Si la relation Russie-Israël en Syrie continuera d’être utile aux deux parties, Bennett et Poutine ne sont pas non plus près de faire des révélations surprenantes sur l’accord nucléaire de 2015 entre le P5+1 (groupe de six grandes puissances qui, en 2006, ont mis en commun avec l’Iran leurs efforts diplomatiques à l’égard de son programme nucléaire) et Téhéran ou sur les pourparlers de Vienne visant à le rétablir.

« Nous ne devons pas nous faire d’illusions sur le fait que nous pouvons nous coordonner avec eux sur le programme nucléaire iranien », a déclaré Inbar. « Ils considèrent l’Iran comme une force anti-américaine qui affaiblit la position des États-Unis dans la région. »
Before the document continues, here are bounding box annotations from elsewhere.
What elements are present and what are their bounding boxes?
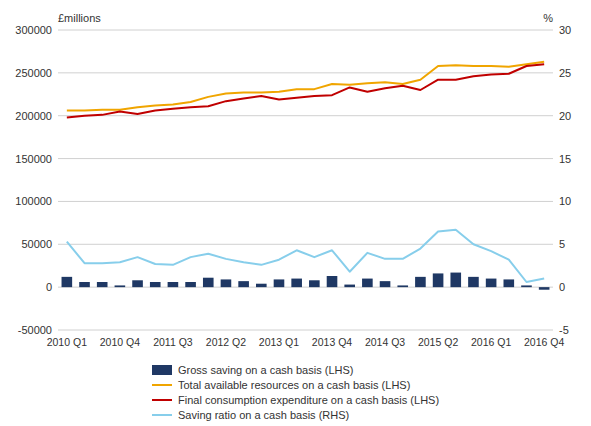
legend-item: Total available resources on a cash basi… — [152, 379, 410, 391]
bar — [115, 285, 126, 287]
x-tick-label: 2012 Q2 — [206, 336, 246, 348]
line — [67, 230, 544, 282]
y-tick-label: 250000 — [15, 67, 52, 79]
legend-swatch — [152, 384, 172, 386]
x-tick-label: 2010 Q1 — [47, 336, 87, 348]
y2-axis-label: % — [543, 12, 553, 24]
bar — [327, 276, 338, 287]
bar — [309, 280, 320, 287]
y-tick-label: 300000 — [15, 24, 52, 36]
bar — [185, 282, 196, 287]
grid-line — [58, 330, 553, 331]
x-tick-label: 2016 Q1 — [471, 336, 511, 348]
x-tick-label: 2013 Q4 — [312, 336, 352, 348]
bar — [221, 279, 232, 287]
legend: Gross saving on a cash basis (LHS) Total … — [152, 364, 439, 421]
y2-tick-label: 20 — [559, 110, 571, 122]
x-tick-label: 2011 Q3 — [153, 336, 193, 348]
grid — [58, 30, 553, 330]
legend-swatch — [152, 365, 172, 375]
chart: -50000 0 50000 100000 150000 200000 250000 3000… — [0, 0, 591, 426]
grid-line — [58, 158, 553, 159]
bar — [397, 285, 408, 287]
y2-tick-label: 25 — [559, 67, 571, 79]
bar — [539, 287, 550, 290]
bar — [168, 282, 179, 287]
grid-line — [58, 30, 553, 31]
bar — [504, 279, 515, 287]
y-tick-label: 100000 — [15, 195, 52, 207]
bar — [415, 277, 426, 287]
bar — [62, 277, 73, 287]
line — [67, 64, 544, 117]
bar — [274, 279, 285, 287]
y2-tick-label: 0 — [559, 281, 565, 293]
legend-item: Final consumption expenditure on a cash … — [152, 394, 439, 406]
x-tick-label: 2016 Q4 — [524, 336, 564, 348]
legend-label: Final consumption expenditure on a cash … — [178, 394, 439, 406]
x-tick-label: 2013 Q1 — [259, 336, 299, 348]
y-tick-label: 0 — [46, 281, 52, 293]
y-axis-label: £millions — [58, 12, 101, 24]
bar — [521, 285, 532, 287]
line — [67, 62, 544, 111]
grid-line — [58, 244, 553, 245]
bar — [362, 279, 373, 288]
y2-tick-label: 5 — [559, 238, 565, 250]
bar — [291, 279, 302, 288]
x-tick-label: 2014 Q3 — [365, 336, 405, 348]
legend-swatch — [152, 414, 172, 416]
y-tick-label: -50000 — [18, 324, 52, 336]
y2-tick-label: 15 — [559, 153, 571, 165]
legend-item: Gross saving on a cash basis (LHS) — [152, 364, 353, 376]
y2-tick-label: 30 — [559, 24, 571, 36]
y-tick-label: 200000 — [15, 110, 52, 122]
legend-label: Total available resources on a cash basi… — [178, 379, 410, 391]
y2-tick-label: 10 — [559, 195, 571, 207]
grid-line — [58, 115, 553, 116]
legend-label: Saving ratio on a cash basis (RHS) — [178, 409, 349, 421]
legend-item: Saving ratio on a cash basis (RHS) — [152, 409, 349, 421]
grid-line — [58, 72, 553, 73]
bar — [433, 273, 444, 287]
y-tick-label: 150000 — [15, 153, 52, 165]
grid-line — [58, 201, 553, 202]
bar — [79, 282, 90, 287]
bar — [344, 285, 355, 288]
legend-label: Gross saving on a cash basis (LHS) — [178, 364, 353, 376]
marks — [62, 62, 550, 290]
legend-swatch — [152, 399, 172, 401]
bar — [150, 282, 161, 287]
bar — [132, 280, 143, 287]
y-tick-label: 50000 — [21, 238, 52, 250]
bar — [256, 284, 267, 287]
bar — [450, 273, 461, 288]
x-tick-label: 2015 Q2 — [418, 336, 458, 348]
bar — [97, 282, 108, 287]
bar — [468, 277, 479, 287]
bar — [486, 279, 497, 288]
bar — [203, 278, 214, 287]
y2-tick-label: -5 — [559, 324, 569, 336]
bar — [380, 281, 391, 287]
x-tick-label: 2010 Q4 — [100, 336, 140, 348]
bar — [238, 281, 249, 287]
La teneur des déclarations publiques des responsables russes concernant les attaques israéliennes en Syrie, en particulier celles des civils, sera une indication importante de l’état de la relation. Pour l’instant, Israël doit s’attendre à ce que la coopération tactique avec la Russie se poursuive en Syrie, tandis que la Russie reste un partenaire stratégique pour certains des ennemis les plus dangereux d’Israël.